Air traffic was brought to a standstill for more than an hour at Dubai International Airport on Saturday, following the presence of an unauthorized drone in the airspace, thus causing 22 flights to be diverted, aviation authorities said.
This is the second time such an incident takes place in Dubai, in less than two years.

According to Michael Rudolph’s calculation, head of aviation regulation and safety at the Dubai Civil Aviation Authority (DCAA), this could cost Dubai around $69 million, $1 million per minute. Noting that the closure lasted between 11:36 a.m. and 12:45 p.m. (0639-0745 GMT), and Dubai Airports chief executive Paul Griffiths said thousands of passengers suffered disruption to their journeys.

“This is a very serious incident and we obviously take the safety of our customers and our staff extremely seriously,” Griffiths told Dubaieye 103.8 radio.

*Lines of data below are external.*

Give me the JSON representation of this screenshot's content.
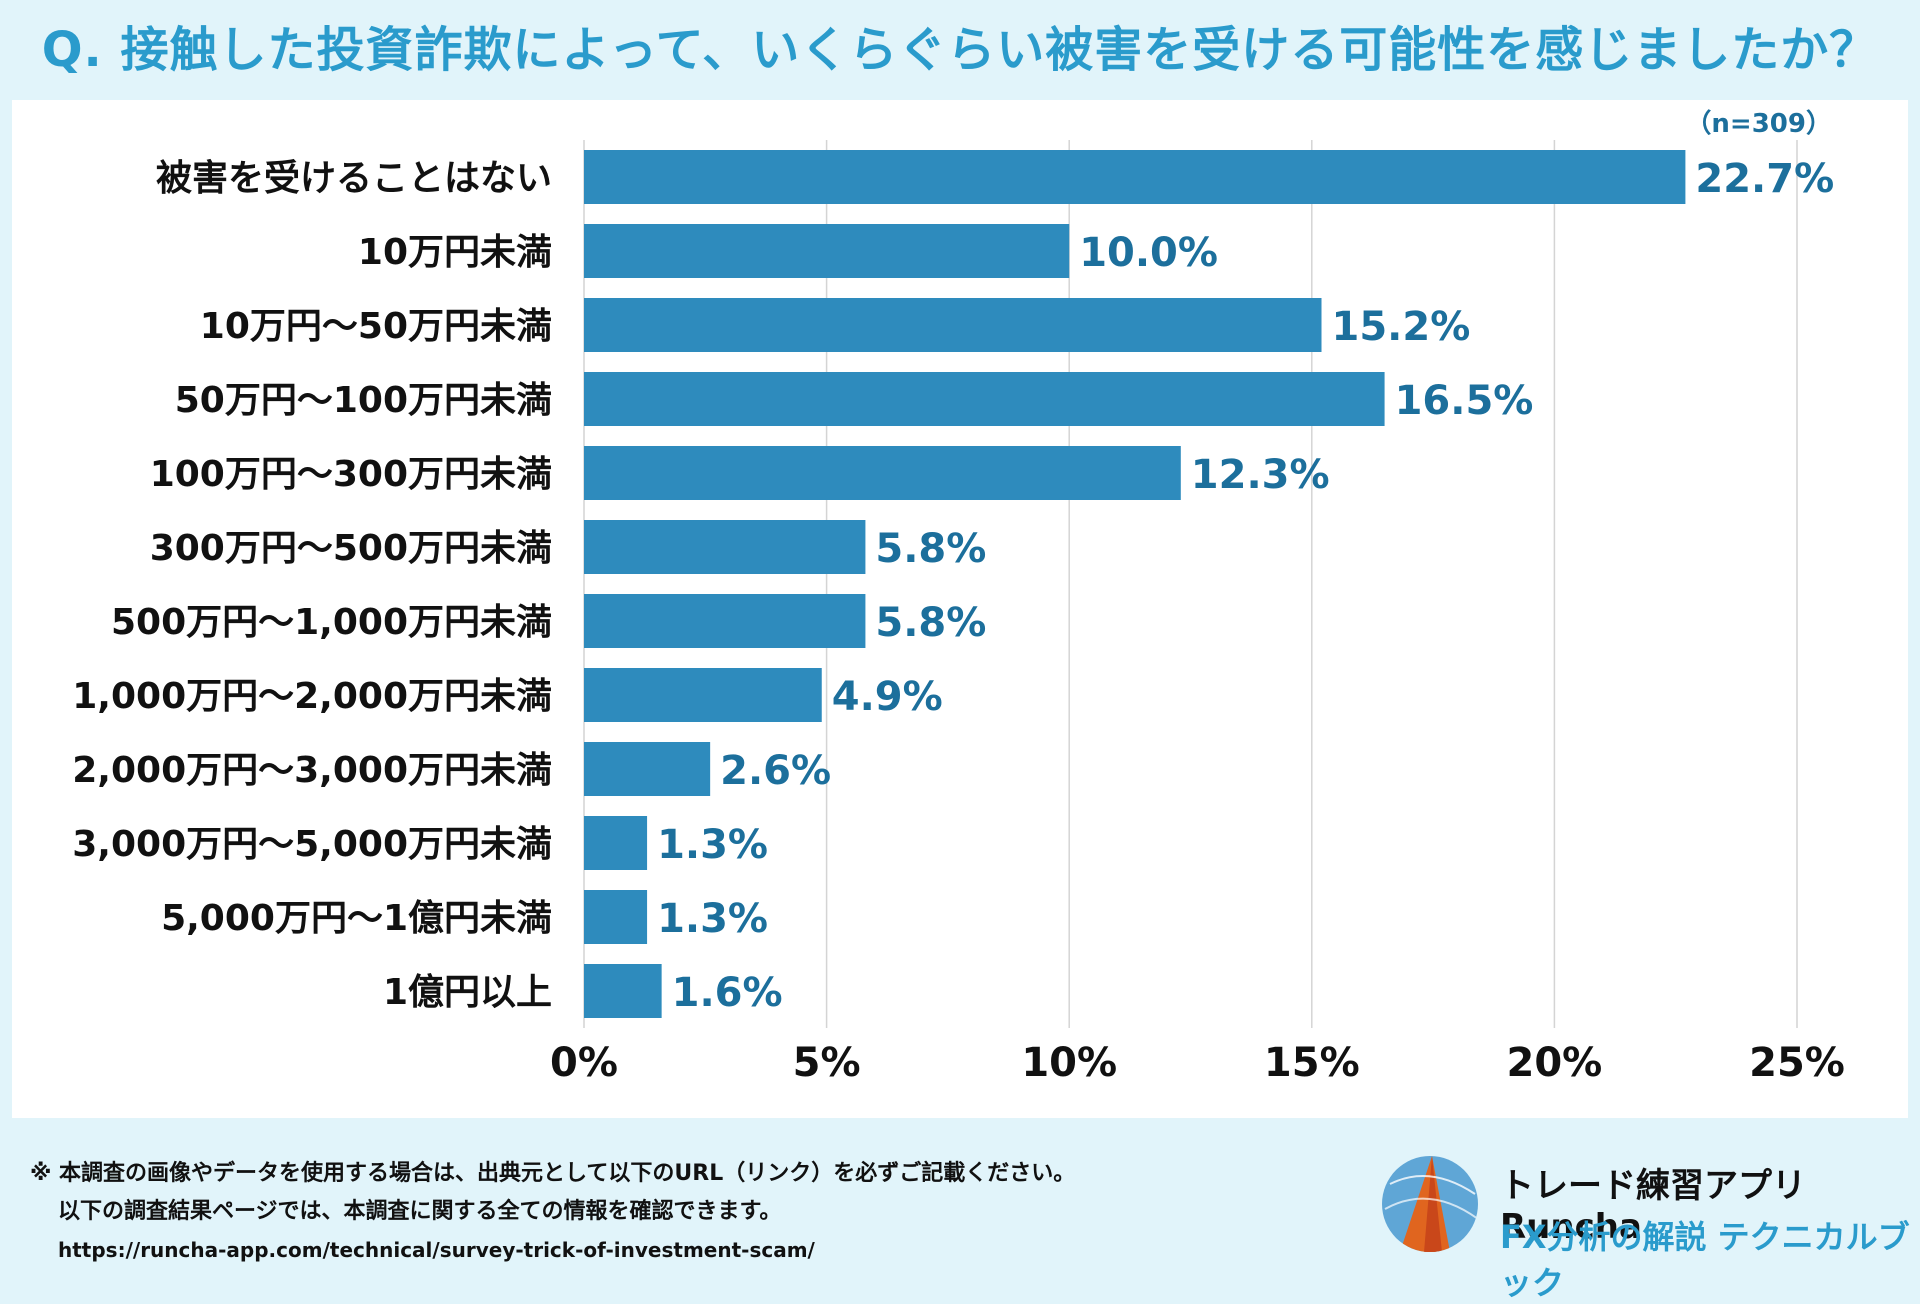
{
  "title": "Q. 接触した投資詐欺によって、いくらぐらい被害を受ける可能性を感じましたか？",
  "chart_data": {
    "type": "bar",
    "orientation": "horizontal",
    "sample_size": "（n=309）",
    "categories": [
      "被害を受けることはない",
      "10万円未満",
      "10万円～50万円未満",
      "50万円～100万円未満",
      "100万円～300万円未満",
      "300万円～500万円未満",
      "500万円～1,000万円未満",
      "1,000万円～2,000万円未満",
      "2,000万円～3,000万円未満",
      "3,000万円～5,000万円未満",
      "5,000万円～1億円未満",
      "1億円以上"
    ],
    "values": [
      22.7,
      10.0,
      15.2,
      16.5,
      12.3,
      5.8,
      5.8,
      4.9,
      2.6,
      1.3,
      1.3,
      1.6
    ],
    "value_labels": [
      "22.7%",
      "10.0%",
      "15.2%",
      "16.5%",
      "12.3%",
      "5.8%",
      "5.8%",
      "4.9%",
      "2.6%",
      "1.3%",
      "1.3%",
      "1.6%"
    ],
    "xlim": [
      0,
      25
    ],
    "xticks": [
      0,
      5,
      10,
      15,
      20,
      25
    ],
    "xtick_labels": [
      "0%",
      "5%",
      "10%",
      "15%",
      "20%",
      "25%"
    ],
    "grid": true,
    "bar_color": "#2e8bbd",
    "label_color": "#1c6f9c"
  },
  "footer": {
    "note_line1": "※ 本調査の画像やデータを使用する場合は、出典元として以下のURL（リンク）を必ずご記載ください。",
    "note_line2": "以下の調査結果ページでは、本調査に関する全ての情報を確認できます。",
    "url": "https://runcha-app.com/technical/survey-trick-of-investment-scam/"
  },
  "brand": {
    "name": "トレード練習アプリ  Runcha",
    "tagline": "FX分析の解説  テクニカルブック"
  },
  "colors": {
    "background": "#e1f4fa",
    "accent": "#2a9bcc"
  }
}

“As you can imagine, this is the busiest international airport in the world and there was major inconvenience to thousands of passengers … There are very clear restrictions and no fly zones around all airports in the UAE, saying that this type of activity is actually illegal.”

The flying of drones is prohibited within 5 km (3 miles) of airports, helipads, landing areas or manned aircraft in the UAE.

Aviation concerns focus on smaller drones, operated like model planes and flown for recreation, because their users are often not familiar with the rules of the air.

The UK’s Civil Aviation Authority issued a warning in July 2015 after seven incidents where drones had flown near planes at different British airports in less than a year.

Recognising the threat, the European Commission conceded in 2015 that “drone accidents will happen” and has charged its aviation safety agency arm with developing common rules for operating drones in Europe.